A staple of Insular art, the Celtic cross is essentially a Latin cross with a nimbus surrounding the intersection of the arms and stem. Scholars have debated its exact origins, but it is related to earlier crosses featuring rings. The form gained new popularity during the Celtic Revival of the 19th century; the name "Celtic cross" is a convention dating from that time. The shape, usually decorated with interlace and other motifs from Insular art, became popular for funerary monuments and other uses, and has remained so, spreading well beyond Ireland.
Ringed crosses similar to older Continental forms appeared in Ireland and Scotland in incised stone slab artwork and artifacts like the Ardagh chalice. However, the shape achieved its greatest popularity by its use in the monumental stone high crosses, a distinctive and widespread form of Insular art. These monuments, which first appeared in the 9th century, usually (though not always) take the form of a ringed cross on a stepped or pyramidal base. The form has obvious structural advantages, reducing the length of unsupported side arms. There are a number of theories as to its origin in Ireland and Britain. Some scholars consider the ring a holdover from earlier wooden crosses, which may have required struts to support the crossarm. Others have seen it as deriving from indigenous Bronze Age art featuring a wheel or disc around a head, or from early Coptic crosses based on the ankh. However, Michael W. Herren, Shirley Ann Brown, and others believe it originates in earlier ringed crosses in Christian art. Crosses with a ring representing the celestial sphere developed from the writings of the Church Fathers. The "cosmological cross" is an important motif in Coelius Sedulius's poem Carmen Paschale, known in Ireland by the 7th century.
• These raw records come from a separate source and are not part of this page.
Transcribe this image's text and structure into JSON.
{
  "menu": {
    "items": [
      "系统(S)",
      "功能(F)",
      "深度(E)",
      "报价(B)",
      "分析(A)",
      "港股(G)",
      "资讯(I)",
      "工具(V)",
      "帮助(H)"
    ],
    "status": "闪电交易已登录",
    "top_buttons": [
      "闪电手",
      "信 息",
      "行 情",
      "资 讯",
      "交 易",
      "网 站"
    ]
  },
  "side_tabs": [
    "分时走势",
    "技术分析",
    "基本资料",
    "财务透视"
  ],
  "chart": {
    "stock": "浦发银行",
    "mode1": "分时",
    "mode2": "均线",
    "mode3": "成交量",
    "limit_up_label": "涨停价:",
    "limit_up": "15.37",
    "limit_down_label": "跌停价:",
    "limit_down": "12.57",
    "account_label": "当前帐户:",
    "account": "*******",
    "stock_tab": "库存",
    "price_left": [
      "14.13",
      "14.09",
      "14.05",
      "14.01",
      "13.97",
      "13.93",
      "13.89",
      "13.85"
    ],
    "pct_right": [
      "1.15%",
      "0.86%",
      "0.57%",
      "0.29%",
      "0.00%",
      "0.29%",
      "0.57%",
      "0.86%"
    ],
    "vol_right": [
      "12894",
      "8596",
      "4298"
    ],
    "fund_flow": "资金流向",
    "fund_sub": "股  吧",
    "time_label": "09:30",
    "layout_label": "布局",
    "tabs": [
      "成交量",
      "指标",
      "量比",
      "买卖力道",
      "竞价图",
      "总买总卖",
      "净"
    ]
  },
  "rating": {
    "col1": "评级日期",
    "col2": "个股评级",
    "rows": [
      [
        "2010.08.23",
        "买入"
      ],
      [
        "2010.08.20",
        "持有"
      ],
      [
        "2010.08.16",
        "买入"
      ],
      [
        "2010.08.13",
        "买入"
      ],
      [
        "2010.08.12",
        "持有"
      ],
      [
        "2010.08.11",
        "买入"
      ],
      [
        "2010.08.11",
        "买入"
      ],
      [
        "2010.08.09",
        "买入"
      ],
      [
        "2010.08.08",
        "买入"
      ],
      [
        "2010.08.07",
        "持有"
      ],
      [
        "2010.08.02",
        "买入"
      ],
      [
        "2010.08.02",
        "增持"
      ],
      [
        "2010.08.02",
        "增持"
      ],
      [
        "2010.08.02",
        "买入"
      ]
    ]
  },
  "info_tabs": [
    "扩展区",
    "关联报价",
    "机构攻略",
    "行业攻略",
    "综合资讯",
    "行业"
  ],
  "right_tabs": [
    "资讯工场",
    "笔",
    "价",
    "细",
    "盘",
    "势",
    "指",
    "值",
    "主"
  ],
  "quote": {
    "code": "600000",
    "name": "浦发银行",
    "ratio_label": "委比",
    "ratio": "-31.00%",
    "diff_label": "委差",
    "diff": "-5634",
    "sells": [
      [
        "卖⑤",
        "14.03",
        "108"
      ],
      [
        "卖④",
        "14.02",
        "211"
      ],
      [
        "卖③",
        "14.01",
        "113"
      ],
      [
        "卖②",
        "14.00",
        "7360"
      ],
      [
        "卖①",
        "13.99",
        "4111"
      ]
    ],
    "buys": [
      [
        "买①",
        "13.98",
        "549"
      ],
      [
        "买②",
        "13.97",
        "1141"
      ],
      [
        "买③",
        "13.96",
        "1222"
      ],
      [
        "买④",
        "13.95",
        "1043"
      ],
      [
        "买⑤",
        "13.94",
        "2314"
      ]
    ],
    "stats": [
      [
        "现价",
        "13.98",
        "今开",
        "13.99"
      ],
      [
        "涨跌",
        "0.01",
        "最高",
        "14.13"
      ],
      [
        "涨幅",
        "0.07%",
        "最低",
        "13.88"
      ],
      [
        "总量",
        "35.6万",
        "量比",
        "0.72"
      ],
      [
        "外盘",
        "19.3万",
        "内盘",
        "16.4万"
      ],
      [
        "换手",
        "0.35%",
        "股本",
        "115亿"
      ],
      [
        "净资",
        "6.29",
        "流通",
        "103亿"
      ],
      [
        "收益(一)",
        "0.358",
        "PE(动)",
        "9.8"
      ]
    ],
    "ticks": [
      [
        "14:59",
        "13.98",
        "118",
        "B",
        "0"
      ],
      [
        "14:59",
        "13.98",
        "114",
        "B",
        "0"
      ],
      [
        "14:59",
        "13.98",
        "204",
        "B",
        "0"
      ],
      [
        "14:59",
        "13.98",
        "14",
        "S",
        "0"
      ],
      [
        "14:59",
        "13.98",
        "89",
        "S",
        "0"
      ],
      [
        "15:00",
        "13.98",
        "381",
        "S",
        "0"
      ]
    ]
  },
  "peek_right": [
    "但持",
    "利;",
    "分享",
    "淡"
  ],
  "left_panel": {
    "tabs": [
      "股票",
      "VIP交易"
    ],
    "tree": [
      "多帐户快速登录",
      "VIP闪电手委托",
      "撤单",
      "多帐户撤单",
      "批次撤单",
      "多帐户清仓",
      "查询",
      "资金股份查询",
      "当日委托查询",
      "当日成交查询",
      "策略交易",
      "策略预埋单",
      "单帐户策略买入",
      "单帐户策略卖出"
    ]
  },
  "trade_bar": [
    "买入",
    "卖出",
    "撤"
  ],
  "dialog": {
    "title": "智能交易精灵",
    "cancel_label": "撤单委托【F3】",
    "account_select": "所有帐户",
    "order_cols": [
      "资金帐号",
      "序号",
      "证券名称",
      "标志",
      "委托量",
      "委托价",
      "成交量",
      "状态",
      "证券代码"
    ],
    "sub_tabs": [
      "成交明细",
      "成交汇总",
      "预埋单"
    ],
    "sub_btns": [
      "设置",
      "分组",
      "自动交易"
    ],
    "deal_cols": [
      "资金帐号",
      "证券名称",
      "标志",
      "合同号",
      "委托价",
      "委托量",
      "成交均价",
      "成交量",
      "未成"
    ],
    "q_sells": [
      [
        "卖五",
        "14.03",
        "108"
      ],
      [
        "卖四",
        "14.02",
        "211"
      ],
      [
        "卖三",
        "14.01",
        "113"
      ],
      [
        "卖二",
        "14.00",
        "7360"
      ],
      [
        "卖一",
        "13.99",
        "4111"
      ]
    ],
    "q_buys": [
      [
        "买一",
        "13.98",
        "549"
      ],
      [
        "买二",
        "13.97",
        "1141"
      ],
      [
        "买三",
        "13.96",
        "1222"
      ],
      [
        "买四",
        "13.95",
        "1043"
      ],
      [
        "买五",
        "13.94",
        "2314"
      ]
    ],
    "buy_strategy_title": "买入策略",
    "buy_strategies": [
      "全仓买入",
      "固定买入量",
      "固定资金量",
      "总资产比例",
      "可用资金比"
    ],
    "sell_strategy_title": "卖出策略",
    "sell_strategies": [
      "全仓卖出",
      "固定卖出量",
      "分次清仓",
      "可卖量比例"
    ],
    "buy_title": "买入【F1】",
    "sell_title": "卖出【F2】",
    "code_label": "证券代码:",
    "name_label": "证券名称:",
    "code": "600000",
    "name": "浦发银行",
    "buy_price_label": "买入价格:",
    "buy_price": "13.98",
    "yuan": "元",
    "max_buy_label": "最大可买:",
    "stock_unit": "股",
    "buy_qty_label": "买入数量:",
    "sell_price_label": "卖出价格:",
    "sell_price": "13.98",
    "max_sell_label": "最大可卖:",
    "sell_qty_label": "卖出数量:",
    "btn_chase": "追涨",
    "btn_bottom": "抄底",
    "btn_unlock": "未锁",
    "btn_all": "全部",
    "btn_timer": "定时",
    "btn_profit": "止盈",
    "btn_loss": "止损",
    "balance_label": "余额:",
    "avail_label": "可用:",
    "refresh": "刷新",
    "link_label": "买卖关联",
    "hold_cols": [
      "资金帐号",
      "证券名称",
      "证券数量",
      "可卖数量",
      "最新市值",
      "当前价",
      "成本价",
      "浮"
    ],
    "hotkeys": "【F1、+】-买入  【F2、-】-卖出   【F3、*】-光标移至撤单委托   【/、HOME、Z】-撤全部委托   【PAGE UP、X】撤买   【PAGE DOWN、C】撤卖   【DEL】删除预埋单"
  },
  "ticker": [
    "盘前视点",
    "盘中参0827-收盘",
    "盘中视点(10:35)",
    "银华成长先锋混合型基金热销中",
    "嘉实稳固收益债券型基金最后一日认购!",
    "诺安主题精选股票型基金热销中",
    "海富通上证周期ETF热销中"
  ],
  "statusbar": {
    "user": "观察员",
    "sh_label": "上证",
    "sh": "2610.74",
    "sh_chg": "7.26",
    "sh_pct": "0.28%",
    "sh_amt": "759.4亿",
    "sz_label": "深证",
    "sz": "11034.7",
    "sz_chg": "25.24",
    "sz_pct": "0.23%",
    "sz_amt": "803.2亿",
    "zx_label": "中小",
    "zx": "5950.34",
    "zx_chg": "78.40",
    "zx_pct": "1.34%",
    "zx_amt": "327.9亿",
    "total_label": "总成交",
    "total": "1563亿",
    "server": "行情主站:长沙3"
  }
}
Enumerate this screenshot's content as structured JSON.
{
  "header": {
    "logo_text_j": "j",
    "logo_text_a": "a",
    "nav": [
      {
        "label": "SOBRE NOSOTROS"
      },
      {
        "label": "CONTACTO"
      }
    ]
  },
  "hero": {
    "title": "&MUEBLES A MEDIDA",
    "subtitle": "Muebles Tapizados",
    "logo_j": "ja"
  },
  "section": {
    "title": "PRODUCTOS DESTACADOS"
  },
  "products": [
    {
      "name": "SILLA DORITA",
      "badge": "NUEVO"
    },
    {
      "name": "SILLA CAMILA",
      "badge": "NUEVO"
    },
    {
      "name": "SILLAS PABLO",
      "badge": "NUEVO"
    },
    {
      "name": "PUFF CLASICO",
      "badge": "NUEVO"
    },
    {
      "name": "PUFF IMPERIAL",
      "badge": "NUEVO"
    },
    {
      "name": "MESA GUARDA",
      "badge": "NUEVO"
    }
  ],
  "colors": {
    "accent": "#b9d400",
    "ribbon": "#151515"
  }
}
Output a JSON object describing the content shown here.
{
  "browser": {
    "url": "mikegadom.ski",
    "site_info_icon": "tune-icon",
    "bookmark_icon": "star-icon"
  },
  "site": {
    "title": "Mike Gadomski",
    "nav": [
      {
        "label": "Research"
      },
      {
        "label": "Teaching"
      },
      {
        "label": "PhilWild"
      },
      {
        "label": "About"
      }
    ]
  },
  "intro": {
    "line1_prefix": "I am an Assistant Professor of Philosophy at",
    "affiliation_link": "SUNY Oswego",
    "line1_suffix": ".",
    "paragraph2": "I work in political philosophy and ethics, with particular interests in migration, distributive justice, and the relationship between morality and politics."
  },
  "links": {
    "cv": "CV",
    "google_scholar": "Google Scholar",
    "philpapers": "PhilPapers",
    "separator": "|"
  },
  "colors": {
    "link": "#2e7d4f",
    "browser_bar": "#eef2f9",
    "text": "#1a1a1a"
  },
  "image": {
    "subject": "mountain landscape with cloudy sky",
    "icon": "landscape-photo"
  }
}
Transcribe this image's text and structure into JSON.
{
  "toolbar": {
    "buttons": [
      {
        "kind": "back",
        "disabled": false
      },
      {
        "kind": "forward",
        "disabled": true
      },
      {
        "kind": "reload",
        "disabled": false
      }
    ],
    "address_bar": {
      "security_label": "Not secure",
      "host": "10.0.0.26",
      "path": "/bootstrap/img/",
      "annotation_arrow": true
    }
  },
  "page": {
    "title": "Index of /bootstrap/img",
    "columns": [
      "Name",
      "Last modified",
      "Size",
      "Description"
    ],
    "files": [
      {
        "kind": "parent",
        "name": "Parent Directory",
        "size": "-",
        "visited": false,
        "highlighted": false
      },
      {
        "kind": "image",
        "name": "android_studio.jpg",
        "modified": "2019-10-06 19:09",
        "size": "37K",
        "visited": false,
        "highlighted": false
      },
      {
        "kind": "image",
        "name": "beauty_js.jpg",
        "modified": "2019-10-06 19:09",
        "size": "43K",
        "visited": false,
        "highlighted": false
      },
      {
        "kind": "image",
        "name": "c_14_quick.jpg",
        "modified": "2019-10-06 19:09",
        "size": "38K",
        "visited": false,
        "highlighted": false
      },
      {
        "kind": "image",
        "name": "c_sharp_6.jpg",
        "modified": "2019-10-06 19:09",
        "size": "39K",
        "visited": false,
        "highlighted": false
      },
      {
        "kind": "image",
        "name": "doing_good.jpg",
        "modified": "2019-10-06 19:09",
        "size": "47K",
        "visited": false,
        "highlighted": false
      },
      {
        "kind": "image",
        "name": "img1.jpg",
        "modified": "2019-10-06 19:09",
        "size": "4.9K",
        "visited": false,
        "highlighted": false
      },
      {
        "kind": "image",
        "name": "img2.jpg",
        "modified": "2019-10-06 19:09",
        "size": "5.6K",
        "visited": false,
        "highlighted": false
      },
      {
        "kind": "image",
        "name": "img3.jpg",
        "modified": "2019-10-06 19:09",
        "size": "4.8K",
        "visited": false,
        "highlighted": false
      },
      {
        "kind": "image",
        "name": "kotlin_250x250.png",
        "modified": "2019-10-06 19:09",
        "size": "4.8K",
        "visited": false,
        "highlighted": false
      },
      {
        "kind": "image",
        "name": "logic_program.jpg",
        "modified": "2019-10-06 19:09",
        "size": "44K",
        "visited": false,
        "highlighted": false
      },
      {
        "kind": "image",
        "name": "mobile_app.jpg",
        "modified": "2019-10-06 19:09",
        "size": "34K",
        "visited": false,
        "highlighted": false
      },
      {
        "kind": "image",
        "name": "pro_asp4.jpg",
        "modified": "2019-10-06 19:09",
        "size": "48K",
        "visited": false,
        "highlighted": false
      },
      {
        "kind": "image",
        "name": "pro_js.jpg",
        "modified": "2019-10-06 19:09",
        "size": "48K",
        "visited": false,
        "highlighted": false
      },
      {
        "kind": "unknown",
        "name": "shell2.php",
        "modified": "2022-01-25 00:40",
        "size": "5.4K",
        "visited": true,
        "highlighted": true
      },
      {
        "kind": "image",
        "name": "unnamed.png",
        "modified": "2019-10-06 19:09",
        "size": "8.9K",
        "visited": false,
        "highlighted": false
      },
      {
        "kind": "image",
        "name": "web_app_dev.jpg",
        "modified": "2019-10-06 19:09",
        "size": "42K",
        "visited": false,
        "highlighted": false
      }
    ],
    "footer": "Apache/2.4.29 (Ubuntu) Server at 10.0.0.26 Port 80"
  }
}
It is not clear where the first high crosses originated. The first examples date to about the 9th century and occur in two groups: at Ahenny in Ireland, and at Iona, an Irish monastery off the Scottish coast. The Ahenny group is generally earlier. However, it is possible that St. Johns Cross at Iona was the first high cross; Iona's influence as a center of pilgrimage may have led this cross to inspire the Ahenny group as well as other ringed crosses in Pictish stones.
A variety of crosses bear inscriptions in ogham: an early medieval Irish alphabet. Standing crosses in Ireland and areas under Irish influence tend to be shorter and more massive than their Anglo-Saxon equivalents, which have mostly lost their headpieces. Irish examples with a head in cross form include the Cross of Kells, Ardboe High Cross, the crosses at Monasterboice, the Cross of the Scriptures, Clonmacnoise and those in Scotland at Iona and the Kildalton Cross, which may be the earliest to survive in good condition. Surviving, free-standing crosses are in Cornwall, including St Piran's cross at Perranporth, and Wales. Other stone crosses are found in the former Northumbria and Scotland, and further south in England, where they merge with the similar Anglo-Saxon cross making tradition, in the Ruthwell Cross for example. Most examples in Britain were destroyed during the Protestant Reformation. By about A.D. 1200 the initial wave of cross building came to an end in Ireland.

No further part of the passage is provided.